Matmos almost skipped their adopted Baltimore home on their summer tour and after getting shit on at a fundraiser earlier this year—sorry, but why go to a warehouse when you really want to be at a fucking bar?—I couldn’t blame them. But, Wham City wrangled something and got ‘em here and, good g-d, it was the local show they deserved. Still some chatters, but the theater was sold-out and for the most part people (fans!) sat and appreciated. They played a very strange and effective guitar song—with Martin Schmidt on an acoustic and a guest I couldn’t ID from the back of the room on electric guitar—that really reinforced that Matmos could sound natural doing almost anything. It opened with a swirly yet rhythmic track off their recent synth fetish album Supreme Balloon. I’m not sure where the third track came from, but it was a similarly synth heavy drift that featured a Geiger counter (I think).
Negativland’s Mark Hosler was in the mix tonight, too. Basically, he gave a lecture that outlined some of his band’s better pranks over the years—the “fake” U2 album cover, the fake cease and desist letter from the FBI that suggested Negativland was indirectly responsible for a mass murder in the Midwest. His discussion is a bit didactic, making a strong case for protecting the concept of public domain, which is attacked with greater ferocity every week but you’d never know it because you might not know what that even is or how important it is to have public domain in art.
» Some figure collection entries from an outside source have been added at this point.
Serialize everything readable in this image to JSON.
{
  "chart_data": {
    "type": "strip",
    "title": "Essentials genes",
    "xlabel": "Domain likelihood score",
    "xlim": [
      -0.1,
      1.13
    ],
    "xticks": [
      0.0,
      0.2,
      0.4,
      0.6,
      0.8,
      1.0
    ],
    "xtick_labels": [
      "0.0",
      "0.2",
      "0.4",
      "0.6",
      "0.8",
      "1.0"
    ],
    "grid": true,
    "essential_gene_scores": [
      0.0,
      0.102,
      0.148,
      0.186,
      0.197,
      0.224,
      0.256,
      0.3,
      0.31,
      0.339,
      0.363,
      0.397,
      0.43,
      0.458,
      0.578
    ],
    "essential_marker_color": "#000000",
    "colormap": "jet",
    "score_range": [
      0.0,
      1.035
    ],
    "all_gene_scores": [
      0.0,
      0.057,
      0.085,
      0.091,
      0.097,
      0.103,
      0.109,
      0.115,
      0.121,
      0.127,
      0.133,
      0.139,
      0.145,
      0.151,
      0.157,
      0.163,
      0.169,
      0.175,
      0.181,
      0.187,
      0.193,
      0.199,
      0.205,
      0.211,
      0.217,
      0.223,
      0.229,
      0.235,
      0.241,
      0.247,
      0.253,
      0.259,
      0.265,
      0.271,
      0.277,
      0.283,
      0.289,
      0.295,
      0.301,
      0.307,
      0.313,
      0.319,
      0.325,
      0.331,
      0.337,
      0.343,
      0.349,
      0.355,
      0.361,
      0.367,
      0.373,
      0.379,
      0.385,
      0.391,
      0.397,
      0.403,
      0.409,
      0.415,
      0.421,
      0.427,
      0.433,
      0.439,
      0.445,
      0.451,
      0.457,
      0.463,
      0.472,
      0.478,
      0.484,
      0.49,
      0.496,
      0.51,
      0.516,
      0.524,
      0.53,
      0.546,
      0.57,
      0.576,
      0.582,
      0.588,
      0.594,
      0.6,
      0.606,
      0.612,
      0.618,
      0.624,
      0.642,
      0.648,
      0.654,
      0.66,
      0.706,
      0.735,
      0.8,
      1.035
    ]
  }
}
I think Hosler’s a tad full of himself, but I appreciate what he’s doing with these lectures. The idea that there is a public contract in making art (and making it public) in that you’re implicitly sacrificing some your rights to it in letting it leave the house—for good reason–is a valid one and I wish the case was being made louder than it is. Girl Talk doesn’t count
MUCHO MAS TO COME. SHORTLY
















The photo of the person in the DIY Cyclops costume is BLUE LEADER, a member of Wham City. He performed two of his pieces: A History of Video Games Part 3: Fatalities, and A History of Video Games Part 4: First Person Shooters.
Each of these pieces involved Blue Leader reciting spoking word related to the topic while a heavily edited video montage of actual game footage played behind him.
I had never seen Blue Leader before, and honestly wasn’t sure what to expect, but it was interesting. The spoken word aspect of the pieces were insightful, a mixture of critique and artfully spoken jokery about video game culture and video gamers themselves. The backing videos were well edited and seemed to go along with his speeches, so the imagery behind him would underline elements that he was speaking about.
This sounds really boring, probably, but it wasn’t all - if you are at all interested in video games (which are a huge part of pop culture these days), his pieces were pretty interesting stuff.